The Dead toured that year, of course they did, so we made plans to get to the show at Rich Stadium in Orchard Park.   I think my parents bought me my ticket, and one for the above-mentioned friend.  She lived in Syracuse and so would have to travel to the stadium.  I don’t know why we didn’t make better plans but for some reason we didn’t and I never ended up finding her or getting her her ticket.  This was only the second time I had been to a concert at the stadium and I don’t know what I was expecting or thinking, but duh, we should have made more firm plans.  Anyway, I traveled to the show with a bunch of my hometown friends, baked, both literally and figuratively on a blanket center field, was awed by the goings on around me, and generally had a fucking blast.  So, back to the boys….Jonah and Chris. I crushed on Jonah and my friend had a situationship with Chris. We met up that summer in the ‘Cuse at Sutter’s Old Mill for their Dead night when I went to visit my friend for a weekend. I read that Chris passed away quite a few years ago and I have no idea what happened to Jonah, but thanks, guys, for the awesome memories of dancing like maniacs in your dorm room to the Dead, Stevie Wonder,  Bob Marley and some other groovy music.

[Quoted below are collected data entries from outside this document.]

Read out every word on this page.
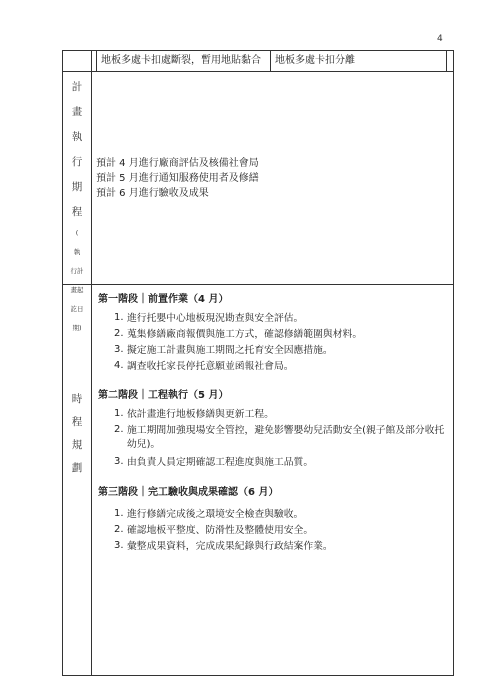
4
地板多處卡扣處斷裂，暫用地貼黏合 地板多處卡扣分離
計
畫
執
行
期
程
(
執
行計
畫起
訖日
期)
預計 4 月進行廠商評估及核備社會局
預計 5 月進行通知服務使用者及修繕
預計 6 月進行驗收及成果
時
程
規
劃
第一階段｜前置作業（4 月）
1. 進行托嬰中心地板現況勘查與安全評估。
2. 蒐集修繕廠商報價與施工方式，確認修繕範圍與材料。
3. 擬定施工計畫與施工期間之托育安全因應措施。
4. 調查收托家長停托意願並函報社會局。
第二階段｜工程執行（5 月）
1. 依計畫進行地板修繕與更新工程。
2. 施工期間加強現場安全管控，避免影響嬰幼兒活動安全(親子館及部分收托
幼兒)。
3. 由負責人員定期確認工程進度與施工品質。
第三階段｜完工驗收與成果確認（6 月）
1. 進行修繕完成後之環境安全檢查與驗收。
2. 確認地板平整度、防滑性及整體使用安全。
3. 彙整成果資料，完成成果紀錄與行政結案作業。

Fall of 1986….. I had a crush, unhealthy situationship with an adorable fellow from New Jersey.  Bad choice, Kara.  I was smitten and slightly obsessed.  I first had a sort of thing with his room-mate… yeah, dumb….but then developed a thing for T. He was cute.  We had fun in his car parked late at night at the sunken gardens out at Houghton House.  I think it was the sex that had me hooked rather than any real basis of a relationship.  Anyway, for some reason I always associate The Cure with this time in my life.  The Cure is perfect for when you are a heartbroken 20 year old “in love” with the wrong person.  Of course it wasn’t love, it was juvenile something-or-other.  But I was crushed badly when it didn’t work out the way I wanted it to. Like I was wrecked. At that time in my life I was not good at managing my energy.  I leaked it all over the place.  Something I am still working on today forty fucking years later. Good grief!  Let’s Go to Bed, In Between Days, Boys Don’t Cry– I sure did a lot of crying, lol.  These songs remind me of a precious and fragile time in my life.  A lot of growing up was happening at that time.  Another band that got me through the grief was Steely Dan.  We listened to this all through the winter of late ‘86 and early ‘87, sitting in the hallway, studying, smoking Camels, lamenting boys. Peg. Josie. The entire Aja album.  Black Cow. Oh, my gosh.  Those songs got me through until I found myself again.  And of course I found more boys.  Boys who actually liked me. That spring I was introduced to the boy who would introduce me to more Dead, particularly Scarlet Begonias and Fire on the Mountain, my absolute most favorite Grateful Dead songs to this day.  I always think of him when I hear these.  I often wonder if he still listens to The Dead.  I lost touch with him a long time ago when I was an insensitive asshole and broke up with him in a careless manner.  I feel really shitty about that. Sometimes when I’m overthinking and wonder,  if I could take it back, what would have been the trajectory of my life?  But maybe we weren’t meant to be together forever.  The universe does move in mysterious ways. Anyway, we spent a lot of time listening to Traffic’s John Barleycorn Must Die, and Low Spark of the High Heeled Boys,  Merle Haggard, in addition to The Dead and basically had a pretty intense two and a half year relationship.  He was a very good guy.  

Random other music memories from the spring of 1987:

Aerosmith and Run DMC and Beastie Boys blasting while playing suck me and blow me. Whaahh! On a spring evening, in gloaming.  Oh, drinking games….another topic for another day.